Apple Acquires Coherent Navigation

For many of the largest Silicon Valley Technology companies, location software undergirds numerous applications and features in their products. For Apple, it has been a game of catch up. Recently, Apple confirmed that it had purchased Coherent Navigation, a Bay Area global positioning company, further bolstering Apple location technology and services.
Apple buys smaller technologies companies time to time and generally do not discuss plans. Founded in 2008, Coherent Navigation was a small firm that focused on creating navigation services based on partnerships with companies like Boeing and Iridium, the satellite network operator. It worked on high precision navigation systems, technology that is far stronger than many consumer grade global positioning systems, which are typically accurate to within three to five meters.
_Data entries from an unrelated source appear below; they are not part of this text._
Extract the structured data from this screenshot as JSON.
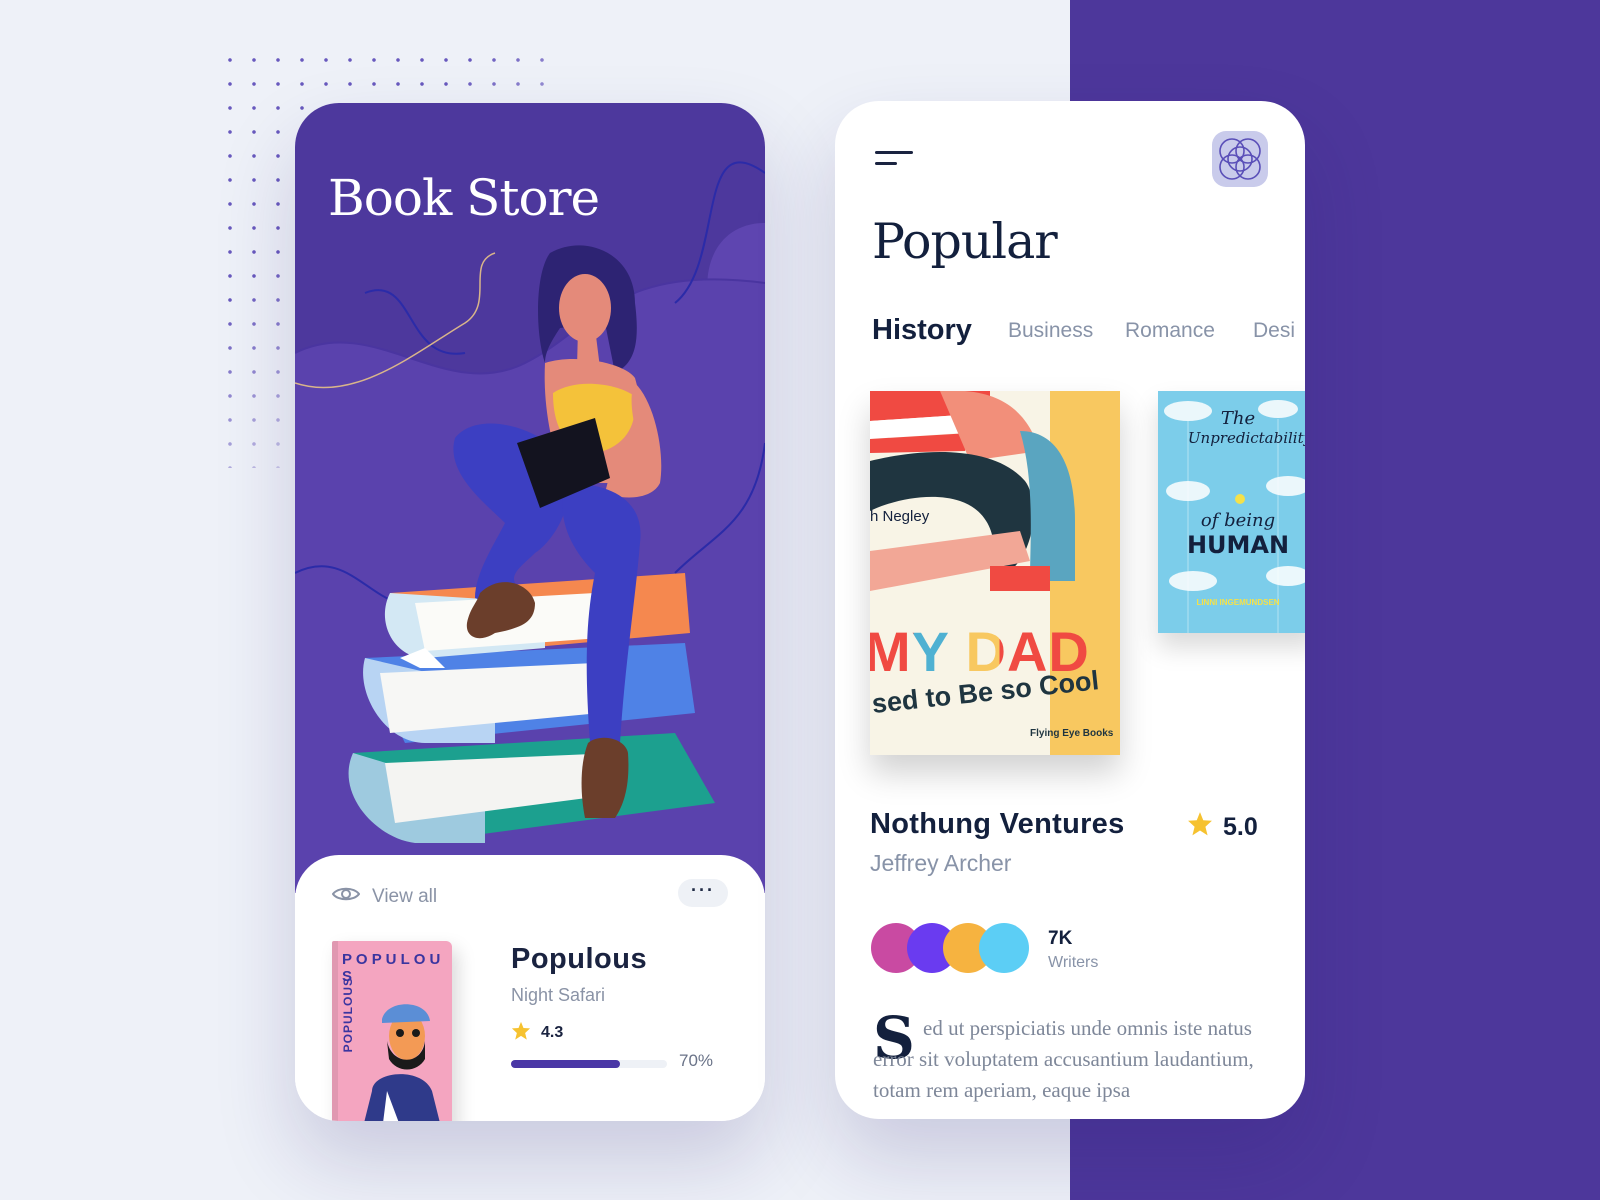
{
  "left_screen": {
    "title": "Book Store",
    "view_all_label": "View all",
    "more_label": "···",
    "current_book": {
      "title": "Populous",
      "subtitle": "Night Safari",
      "rating": "4.3",
      "progress": 0.7,
      "progress_label": "70%",
      "cover_letters": "P O P U L O U S",
      "cover_vertical": "POPULOUS"
    }
  },
  "right_screen": {
    "page_title": "Popular",
    "tabs": [
      "History",
      "Business",
      "Romance",
      "Desi"
    ],
    "active_tab": "History",
    "covers": [
      {
        "name": "my-dad-used-to-be-so-cool",
        "author_text": "h Negley",
        "title_line1": "MY DAD",
        "title_line2": "sed to Be so Cool",
        "publisher": "Flying Eye Books"
      },
      {
        "name": "unpredictability-of-being-human",
        "title_line1": "The",
        "title_line2": "Unpredictability",
        "title_line3": "of being",
        "title_line4": "HUMAN",
        "author": "LINNI INGEMUNDSEN"
      }
    ],
    "featured": {
      "title": "Nothung Ventures",
      "author": "Jeffrey Archer",
      "rating": "5.0",
      "writers_count": "7K",
      "writers_label": "Writers",
      "dropcap": "S",
      "body": "ed ut perspiciatis unde omnis iste natus error sit voluptatem accusantium laudantium, totam rem aperiam, eaque ipsa"
    }
  },
  "colors": {
    "purple": "#4d379b",
    "navy": "#13203d",
    "grey_text": "#8893a8",
    "star": "#f6c230",
    "writer_avatars": [
      "#c94aa2",
      "#6a3bf0",
      "#f6b340",
      "#5ccef5"
    ]
  }
}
It has also worked on autonomous navigation and robotics projects, as well as projects for the defense department. The purchase of Placebase, a small mapping service, in 2009 represented Apple transition to building its own mapping technology. Over the following years, Apple bought a string of companies in much the same vein, including Locationary and Hopstop.

Many of these acquisitions were part of a broader strategy to move away from reliance on Google Maps, Google widely used navigation service. In 2012, Apple released its own mapping service using in house technology as well as some licensed from TomTom, a Dutch digital mapping company.  This replaced Apple old mapping application, which was based on Google Maps.